A hospital isn't a hotel. Insurance will not allow me to check in and out at will. But if I'm admitted for a legitimate reason, they will pay for me to stay indefinitely since I have an implanted device that needs to be monitored. As you can imagine, our family agonized for a few days over our options - go home as a 1B, enjoy life as much as possible, and put off transplant until it might possibly be too late. Or stay in the hospital as a 1A, sacrificing time together for months, and get a transplant sooner. The obvious choice is to get transplanted as soon as possible. But if you've been keeping up here on my blog, you know that I've reminded everyone many times that a heart transplant isn't the silver bullet. There is a real possibility that I would not survive the surgery. Or sustain a brain-damaging stroke while in surgery. Or reject the implanted organ for a number of reasons. I'm an otherwise healthy guy, in the demographic with the best survival rates, but those other factors weigh heavily on my mind when choosing to spend what could potentially be my last days on this earth separated from Christie, Rich, and Brennan. As usual, we decided to do the hard, but sensible thing, instead of the easy, emotionally driven thing, in all hope that this story has a happy ending.
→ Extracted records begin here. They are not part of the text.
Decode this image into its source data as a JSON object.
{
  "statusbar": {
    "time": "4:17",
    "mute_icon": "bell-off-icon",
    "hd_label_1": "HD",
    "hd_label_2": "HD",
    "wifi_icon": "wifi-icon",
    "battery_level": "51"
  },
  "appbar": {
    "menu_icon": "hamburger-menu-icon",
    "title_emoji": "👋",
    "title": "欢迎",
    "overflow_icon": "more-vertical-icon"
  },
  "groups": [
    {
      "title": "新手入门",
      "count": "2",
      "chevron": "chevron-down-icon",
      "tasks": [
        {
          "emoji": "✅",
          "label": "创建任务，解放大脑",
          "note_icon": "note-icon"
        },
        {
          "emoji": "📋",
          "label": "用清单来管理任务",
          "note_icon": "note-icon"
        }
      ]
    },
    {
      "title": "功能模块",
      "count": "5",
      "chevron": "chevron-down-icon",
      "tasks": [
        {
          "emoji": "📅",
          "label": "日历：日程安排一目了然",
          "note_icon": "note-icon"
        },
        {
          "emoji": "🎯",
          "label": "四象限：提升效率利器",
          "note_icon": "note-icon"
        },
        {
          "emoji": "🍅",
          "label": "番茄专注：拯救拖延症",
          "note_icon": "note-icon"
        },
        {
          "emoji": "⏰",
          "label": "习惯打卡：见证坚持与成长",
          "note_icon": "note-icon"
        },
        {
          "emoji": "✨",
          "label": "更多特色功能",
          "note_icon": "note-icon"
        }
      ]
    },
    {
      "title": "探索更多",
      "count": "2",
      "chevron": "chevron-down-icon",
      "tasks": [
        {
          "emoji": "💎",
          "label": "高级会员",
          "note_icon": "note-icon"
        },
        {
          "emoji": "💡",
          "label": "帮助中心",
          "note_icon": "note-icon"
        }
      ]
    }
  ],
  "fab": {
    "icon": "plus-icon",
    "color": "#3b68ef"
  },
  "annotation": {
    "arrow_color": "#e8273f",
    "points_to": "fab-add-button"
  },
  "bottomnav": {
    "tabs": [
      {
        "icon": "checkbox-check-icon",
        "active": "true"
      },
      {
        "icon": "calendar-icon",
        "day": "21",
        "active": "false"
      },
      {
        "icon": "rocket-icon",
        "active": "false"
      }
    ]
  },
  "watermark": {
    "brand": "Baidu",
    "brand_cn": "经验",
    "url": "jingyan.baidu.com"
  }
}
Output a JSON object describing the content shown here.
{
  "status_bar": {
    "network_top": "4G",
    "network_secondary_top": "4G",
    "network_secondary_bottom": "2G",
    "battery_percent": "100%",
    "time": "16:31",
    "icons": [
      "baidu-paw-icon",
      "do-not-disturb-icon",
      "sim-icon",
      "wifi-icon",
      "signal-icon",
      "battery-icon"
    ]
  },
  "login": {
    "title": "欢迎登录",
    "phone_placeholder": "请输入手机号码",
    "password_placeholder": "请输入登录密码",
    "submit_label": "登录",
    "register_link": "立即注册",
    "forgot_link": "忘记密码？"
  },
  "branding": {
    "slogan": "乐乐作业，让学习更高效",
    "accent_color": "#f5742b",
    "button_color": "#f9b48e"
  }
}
It didn't help that Perry passed away after I'd been here for two weeks. Though his new heart was perfectly healthy, the immuno-suppressant drugs every transplant recipient has to take in the months following surgery, opened the gates for the cancer cells already lurking in his body to rear their ugly heads. The bad thing about the human body, is it's really hard to know what's lurking there until you suppress the immune system and invite everything out into the open. It really does make a person question the whole idea of Intelligent Design. Intelligent? Really? My own body wants to kill me 74 different ways. If this is the best version of an intelligent design, I'd hate to see what an Un-intelligent Design would look like! Perry didn't die from a heart problem - he fought through that and got it fixed. But the cancer was ultimately the result of the transplant. None of us needed to be witness to that when I'm on the same path, not to mention the horror of losing him in that way. It only amplified the perpetual state of stress and anxiety our family is fighting off daily.

This is getting long, so I'll write more later. Just so everyone knows, I've been living in the hospital since January 16th (over three months) and no one knows how long the wait will be. We plan for me to be here until this is over, one way or another. It's been 17 years since I was diagnosed, 6 since we started trying to get me on a transplant list, 4 on the list, and 2.5 years in and out of the hospital for swans caths, cardioversions, ablations, TAH impant, and now the wait. But at least it's coming to a head and there will hopefully be some type of resolution soon.